The main advantage of trading using opposite Bentley Systems and Full Truck positions is that it hedges away some unsystematic risk. Because of two separate transactions, even if Bentley Systems position performs unexpectedly, Full Truck can make up some of the losses. Pair trading also minimizes risk from directional movements in the market. For example, if an entire industry or sector drops because of unexpected headlines, the short position in Full Truck will offset losses from the drop in Full Truck's long position.
The idea behind Bentley Systems and Full Truck Alliance pairs trading is to make the combined position market-neutral, meaning the overall market's direction will not affect its win or loss (or potential downside or upside). This can be achieved by designing a pairs trade with two highly correlated stocks or equities that operate in a similar space or sector, making it possible to obtain profits through simple and relatively low-risk investment.

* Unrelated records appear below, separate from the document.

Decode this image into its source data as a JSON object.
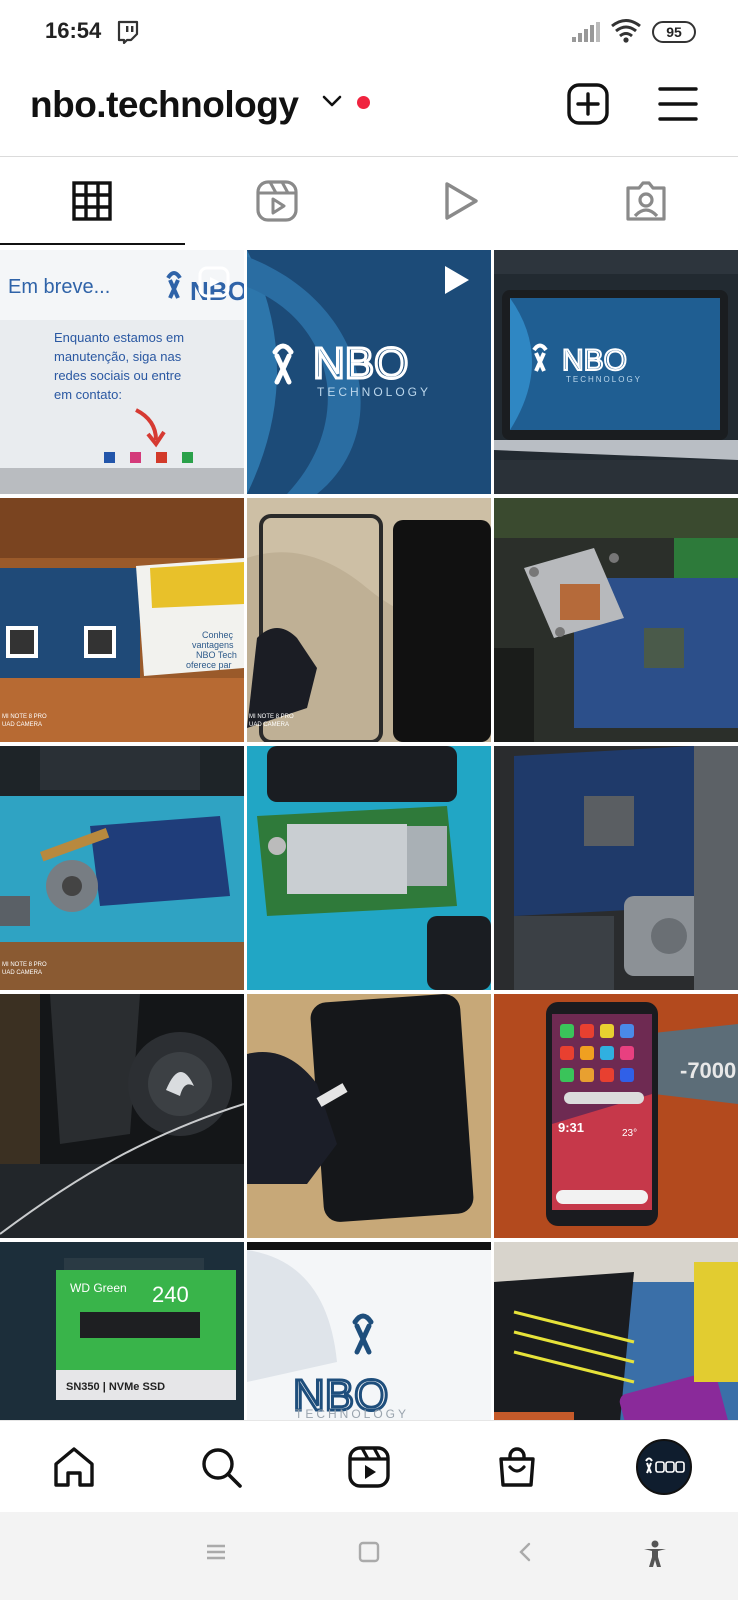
{
  "status_bar": {
    "time": "16:54",
    "battery": "95"
  },
  "header": {
    "username": "nbo.technology"
  },
  "tabs": [
    {
      "name": "grid-tab",
      "icon": "grid-icon",
      "active": true
    },
    {
      "name": "reels-tab",
      "icon": "reels-icon",
      "active": false
    },
    {
      "name": "videos-tab",
      "icon": "play-icon",
      "active": false
    },
    {
      "name": "tagged-tab",
      "icon": "tagged-person-icon",
      "active": false
    }
  ],
  "posts": {
    "p1_heading": "Em breve...",
    "p1_body": [
      "Enquanto estamos em",
      "manutenção, siga nas",
      "redes sociais ou entre",
      "em contato:"
    ],
    "logo_text": "NBO",
    "logo_sub": "TECHNOLOGY",
    "p4_text": [
      "Conheç",
      "vantagens",
      "NBO Tech",
      "oferece par"
    ],
    "camera_tag": [
      "MI NOTE 8 PRO",
      "UAD CAMERA"
    ],
    "p12_battery": "-7000",
    "p12_time": "9:31",
    "p12_temp": "23°",
    "p13_brand": "WD Green",
    "p13_capacity": "240",
    "p13_model": "SN350 | NVMe SSD"
  },
  "colors": {
    "accent_red": "#f0233f",
    "nbo_blue": "#1e4e7c",
    "nbo_light": "#3aa0d8"
  }
}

Check out your portfolio center.
Note that this page's information should be used as a complementary analysis to find the right mix of equity instruments to add to your existing portfolios or create a brand new portfolio. You can also try the Watchlist Optimization module to optimize watchlists to build efficient portfolios or rebalance existing positions based on the mean-variance optimization algorithm.

Other Complementary Tools

Global Correlations
Find global opportunities by holding instruments from different markets
Efficient Frontier
Plot and analyze your portfolio and positions against risk-return landscape of the market.
Options Analysis
Analyze and evaluate options and option chains as a potential hedge for your portfolios
Commodity Directory
Find actively traded commodities issued by global exchanges
Bond Analysis
Evaluate and analyze corporate bonds as a potential investment for your portfolios.